Wild pigs present a clear and growing danger to all of the fancy endangered species, across all types of habitat. Sage Grouse, Grizzly Bears, and Lynx are all at risk for further competition and depredation, as well as the animals that people actually care about: elk. In fact the only wildlife that really stand to gain by an influx of feral swine are mountain lions and wolves.

Of course feral hogs also thrive on wild flora and agricultural crops, by tilling the earth with their tusks for plant roots or tearing bark from trees. They are indiscriminate eaters, and ruin landscapes. The US currently spends $1.5 billion annually on pig control and crop replacement, and in Japan agricultural depredation once got so bad that more than 3,000 people starved to death during what’s now known as the “Wild Boar Famine.” And this is all, of course, to say nothing of their prominence as vectors for human-communicable disease, deadly aggression, adaptability to suburban and urban environments, and ready habituation to human presence.

Basically feral hogs are kind of a bummer.

Which is why the next part is so spooky: Hogs are present in 44 states and expanding their range by about 8 miles per year. Without intervention, they will be in every county in the US by 2060. Pigs are coming, and they are going to fuck shit up. Right now the most remote, wildest landscapes in the lower 48 are in Montana and Wyoming, two of the last bastions without pig sightings. Once the boars arrive, they will be changed forever.

Do you think those docile elk in West Yellowstone are weird? Just love the Jeremiah Johnson fantasy of riding your horse through the Bob Marshall? Annoyed when squirrels eat your bird feeder? You haven’t seen anything yet (btw there are pigs in Oregon, Idaho, and North Dakota).

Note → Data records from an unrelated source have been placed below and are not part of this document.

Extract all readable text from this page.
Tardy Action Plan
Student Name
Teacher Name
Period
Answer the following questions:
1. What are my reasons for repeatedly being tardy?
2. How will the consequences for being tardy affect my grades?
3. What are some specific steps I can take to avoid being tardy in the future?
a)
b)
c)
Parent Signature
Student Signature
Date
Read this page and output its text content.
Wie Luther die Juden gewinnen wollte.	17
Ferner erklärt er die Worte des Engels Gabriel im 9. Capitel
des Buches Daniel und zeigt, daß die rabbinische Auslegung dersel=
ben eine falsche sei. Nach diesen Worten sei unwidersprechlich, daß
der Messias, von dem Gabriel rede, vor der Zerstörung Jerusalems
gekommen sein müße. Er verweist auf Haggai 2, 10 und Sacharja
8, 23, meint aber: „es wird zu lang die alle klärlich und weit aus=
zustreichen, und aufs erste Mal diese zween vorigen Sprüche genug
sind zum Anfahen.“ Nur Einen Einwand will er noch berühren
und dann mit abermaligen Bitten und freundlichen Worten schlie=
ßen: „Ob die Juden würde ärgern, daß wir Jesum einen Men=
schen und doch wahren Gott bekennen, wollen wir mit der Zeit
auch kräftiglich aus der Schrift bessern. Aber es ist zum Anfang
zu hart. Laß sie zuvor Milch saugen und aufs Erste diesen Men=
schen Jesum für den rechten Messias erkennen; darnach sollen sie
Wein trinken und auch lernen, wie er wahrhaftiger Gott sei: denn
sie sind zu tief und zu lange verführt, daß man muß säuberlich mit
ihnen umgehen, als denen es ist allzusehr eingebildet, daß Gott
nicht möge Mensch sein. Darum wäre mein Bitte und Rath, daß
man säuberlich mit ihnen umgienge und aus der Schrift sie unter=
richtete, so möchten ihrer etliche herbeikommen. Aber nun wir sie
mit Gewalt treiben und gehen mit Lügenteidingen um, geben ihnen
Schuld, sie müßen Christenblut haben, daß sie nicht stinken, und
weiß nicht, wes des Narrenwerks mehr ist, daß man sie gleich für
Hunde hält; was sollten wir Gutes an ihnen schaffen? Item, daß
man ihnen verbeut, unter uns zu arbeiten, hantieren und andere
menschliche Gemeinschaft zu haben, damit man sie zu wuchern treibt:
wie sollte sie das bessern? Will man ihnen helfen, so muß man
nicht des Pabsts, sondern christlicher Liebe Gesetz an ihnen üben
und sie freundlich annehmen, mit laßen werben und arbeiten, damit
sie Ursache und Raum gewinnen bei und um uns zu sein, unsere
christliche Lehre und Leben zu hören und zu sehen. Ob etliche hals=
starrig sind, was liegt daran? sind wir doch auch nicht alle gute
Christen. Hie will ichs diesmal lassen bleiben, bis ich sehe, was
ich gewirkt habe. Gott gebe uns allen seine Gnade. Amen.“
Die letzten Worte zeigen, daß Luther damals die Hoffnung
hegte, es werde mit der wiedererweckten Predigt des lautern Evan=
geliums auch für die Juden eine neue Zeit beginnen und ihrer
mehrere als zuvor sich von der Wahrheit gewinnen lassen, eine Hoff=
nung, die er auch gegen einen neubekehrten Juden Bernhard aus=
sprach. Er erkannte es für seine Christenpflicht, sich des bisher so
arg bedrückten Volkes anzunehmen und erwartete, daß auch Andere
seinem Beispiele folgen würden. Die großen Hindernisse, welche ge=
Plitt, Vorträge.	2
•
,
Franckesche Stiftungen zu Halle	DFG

“Sure they’re bad,” you say. “But whatever can we do?” I’m glad you asked. Really the big thing is to STOP DRIVING THEM AROUND TO INTRODUCE TO NEW PLACES SO THAT YOU CAN PLAY GI JOE AND HUNT THEM FROM A HELICOPTER WITH NIGHT VISION. Short of that you can usually hunt them*, and pig roasts are delicious (Columbus introduced them in the West Indies so that future expeditions would have food security).

At the very least we should acknowledge that this is kind of a big deal that we’re not talking about at all. We’ve seen a few studies, a headline every year or two, and that’s really it. So let’s get it together, and maybe take a breather from bickering like Khaleesi and the Lannisters. The boars are coming. It’s real.


*And they’re mostly nocturnal, so you may want night vision. And they do move around a bit so if you have a line on a helicopter I guess it wouldn’t hurt.